6. Method according to any one of claims 1-5, wherein the backscatter radio transmitter (3) comprises an energy harvesting part (4) connected to an energy storage unit (7), and the method further comprises

selecting the active radio transmitter (2) as an operative part of the mobile transmitter device (1) for transmitting data to the host unit (9),

harvesting energy from the transmitted data by the energy harvesting part (4), and selecting the backscatter radio transmitter (2) as an operative part of the mobile transmitter device (1) for transmitting data to the host unit (9). [same/further data]

7. Method according to any one of claims 1-6, wherein selecting the backscatter radio transmitter (3) and/or active radio transmitter (2) is based upon a machine learning algorithm.

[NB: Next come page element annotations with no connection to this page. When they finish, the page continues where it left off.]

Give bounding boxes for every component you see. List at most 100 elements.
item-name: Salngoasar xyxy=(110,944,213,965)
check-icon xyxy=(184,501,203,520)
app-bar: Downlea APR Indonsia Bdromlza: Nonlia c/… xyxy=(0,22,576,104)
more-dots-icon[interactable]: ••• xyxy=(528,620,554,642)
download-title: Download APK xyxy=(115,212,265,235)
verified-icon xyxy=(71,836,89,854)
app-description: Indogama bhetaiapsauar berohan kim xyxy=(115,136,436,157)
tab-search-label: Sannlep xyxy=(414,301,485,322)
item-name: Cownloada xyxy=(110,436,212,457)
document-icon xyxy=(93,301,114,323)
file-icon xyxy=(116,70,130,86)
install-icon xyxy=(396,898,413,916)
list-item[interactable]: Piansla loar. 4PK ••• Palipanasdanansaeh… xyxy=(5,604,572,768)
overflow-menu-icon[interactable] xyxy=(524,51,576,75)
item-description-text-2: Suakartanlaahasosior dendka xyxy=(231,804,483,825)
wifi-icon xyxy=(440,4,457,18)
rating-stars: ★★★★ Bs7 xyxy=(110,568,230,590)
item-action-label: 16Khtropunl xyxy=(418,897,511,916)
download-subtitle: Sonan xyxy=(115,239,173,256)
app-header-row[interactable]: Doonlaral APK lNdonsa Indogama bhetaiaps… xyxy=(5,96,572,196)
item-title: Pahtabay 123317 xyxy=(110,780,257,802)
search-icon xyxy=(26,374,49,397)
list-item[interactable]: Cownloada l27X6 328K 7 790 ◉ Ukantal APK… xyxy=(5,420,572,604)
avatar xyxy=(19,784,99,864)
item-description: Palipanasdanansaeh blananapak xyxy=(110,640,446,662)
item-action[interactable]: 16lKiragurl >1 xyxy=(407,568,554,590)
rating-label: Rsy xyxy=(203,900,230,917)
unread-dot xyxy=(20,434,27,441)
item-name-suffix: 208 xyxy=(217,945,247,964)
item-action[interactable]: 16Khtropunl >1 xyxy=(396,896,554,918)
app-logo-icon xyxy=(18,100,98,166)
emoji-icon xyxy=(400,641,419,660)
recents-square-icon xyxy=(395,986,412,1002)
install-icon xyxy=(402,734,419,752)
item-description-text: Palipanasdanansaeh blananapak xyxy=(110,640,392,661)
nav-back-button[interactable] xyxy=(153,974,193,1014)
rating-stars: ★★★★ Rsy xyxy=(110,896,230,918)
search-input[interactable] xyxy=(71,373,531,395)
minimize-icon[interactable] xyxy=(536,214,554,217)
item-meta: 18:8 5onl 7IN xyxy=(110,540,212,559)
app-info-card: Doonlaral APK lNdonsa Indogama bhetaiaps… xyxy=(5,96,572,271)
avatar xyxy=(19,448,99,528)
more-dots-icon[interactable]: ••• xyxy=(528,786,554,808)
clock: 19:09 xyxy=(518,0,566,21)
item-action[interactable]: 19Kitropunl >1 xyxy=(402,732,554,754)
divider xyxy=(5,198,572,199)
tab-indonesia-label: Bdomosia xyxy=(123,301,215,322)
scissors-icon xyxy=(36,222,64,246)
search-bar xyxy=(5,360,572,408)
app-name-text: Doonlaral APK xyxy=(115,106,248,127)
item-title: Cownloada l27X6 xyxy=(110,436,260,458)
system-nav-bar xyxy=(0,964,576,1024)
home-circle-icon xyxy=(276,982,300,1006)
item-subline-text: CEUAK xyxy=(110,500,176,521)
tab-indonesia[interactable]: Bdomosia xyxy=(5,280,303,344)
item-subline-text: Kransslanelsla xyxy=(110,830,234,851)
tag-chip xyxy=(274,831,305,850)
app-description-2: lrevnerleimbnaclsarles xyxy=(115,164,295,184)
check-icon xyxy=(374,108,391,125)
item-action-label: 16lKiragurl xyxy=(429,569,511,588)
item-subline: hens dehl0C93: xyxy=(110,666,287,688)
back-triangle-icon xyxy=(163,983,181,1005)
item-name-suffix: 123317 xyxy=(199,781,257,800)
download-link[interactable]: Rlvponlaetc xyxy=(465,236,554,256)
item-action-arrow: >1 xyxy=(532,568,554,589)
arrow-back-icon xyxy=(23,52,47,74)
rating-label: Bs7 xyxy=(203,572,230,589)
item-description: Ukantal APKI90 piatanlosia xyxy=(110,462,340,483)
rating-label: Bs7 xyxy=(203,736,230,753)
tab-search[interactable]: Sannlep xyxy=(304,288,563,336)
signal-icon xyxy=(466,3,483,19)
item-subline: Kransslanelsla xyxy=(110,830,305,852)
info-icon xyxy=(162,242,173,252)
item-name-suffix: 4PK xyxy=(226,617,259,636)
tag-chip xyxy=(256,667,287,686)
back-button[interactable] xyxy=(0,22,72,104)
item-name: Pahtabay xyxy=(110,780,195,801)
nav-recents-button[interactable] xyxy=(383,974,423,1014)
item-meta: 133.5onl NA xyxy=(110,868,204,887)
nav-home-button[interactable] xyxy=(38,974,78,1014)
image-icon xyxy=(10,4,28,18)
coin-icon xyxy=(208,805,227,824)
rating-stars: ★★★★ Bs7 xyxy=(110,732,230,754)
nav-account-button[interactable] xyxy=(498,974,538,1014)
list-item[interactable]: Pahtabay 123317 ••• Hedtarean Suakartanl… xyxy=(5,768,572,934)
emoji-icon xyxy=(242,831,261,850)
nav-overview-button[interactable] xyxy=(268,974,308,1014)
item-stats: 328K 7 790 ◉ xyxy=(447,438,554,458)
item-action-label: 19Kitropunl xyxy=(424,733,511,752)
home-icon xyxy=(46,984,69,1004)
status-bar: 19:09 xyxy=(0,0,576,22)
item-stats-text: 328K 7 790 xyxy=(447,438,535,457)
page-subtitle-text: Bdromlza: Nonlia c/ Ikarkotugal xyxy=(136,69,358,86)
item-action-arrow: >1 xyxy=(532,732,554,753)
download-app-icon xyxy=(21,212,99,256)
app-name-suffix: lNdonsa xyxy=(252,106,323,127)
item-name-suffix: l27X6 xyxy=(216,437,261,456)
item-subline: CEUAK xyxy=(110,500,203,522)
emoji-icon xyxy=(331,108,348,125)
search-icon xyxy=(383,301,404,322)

8. Method according to any one of claims 1-7, wherein the active radio transmitter (2) is an IEEE 802.15.x transmitter.

9. Method according to any one of claims 1-8, wherein the backscatter radio transmitter (3) is an RFID transmitter, e.g. a Computational RFID transmitter.

10. Method according to any one of claims 1-9, further comprising

receiving sensor data and converting the sensor data into a data block as part of an Electronic Product Code (EPC).

11. Mobile transmitter device (1) comprising

an active radio transmitter (2),

a backscatter radio transmitter (3), and

a control unit (5) connected to the active radio transmitter (2) and the backscatter radio transmitter (3), the control unit (5) being arranged to select operation of the active radio transmitter (2), the backscatter radio transmitter (3) or both the active radio transmitter (2) and the backscatter radio transmitter (3), in a transmission mode for transmitting data to a host unit (9).

12. Mobile transmitter device (1) according to claim 1 1,

the control unit (5) being further arranged to execute the method according to any one of claims 1-10.

13. Mobile transmitter device (1) according to claim 11 or 12,

further comprising an energy harvesting part (4) connected to an energy storage unit

(V).

14. Mobile transmitter device (1) according to any one of claims 11-13, wherein the energy harvesting part (4) is a separate module connected to the control unit (5).

15. Mobile transmitter device (1) according to any one of claims 11-14, further comprising one or more peripheral components (6), e.g. a sensor, connected to the control unit (5).

16. Mobile transmitter device (1) according to any one of claims 11-15, the active radio transmitter (2) and the backscatter radio transmitter (3) each comprise a diversity antenna arrangement (8 a; 8b).

17. Mobile transmitter device (1) according to claim 16, wherein the diversity antenna arrangement (8a, 8b) comprises multiple antennae with mutually different orientations.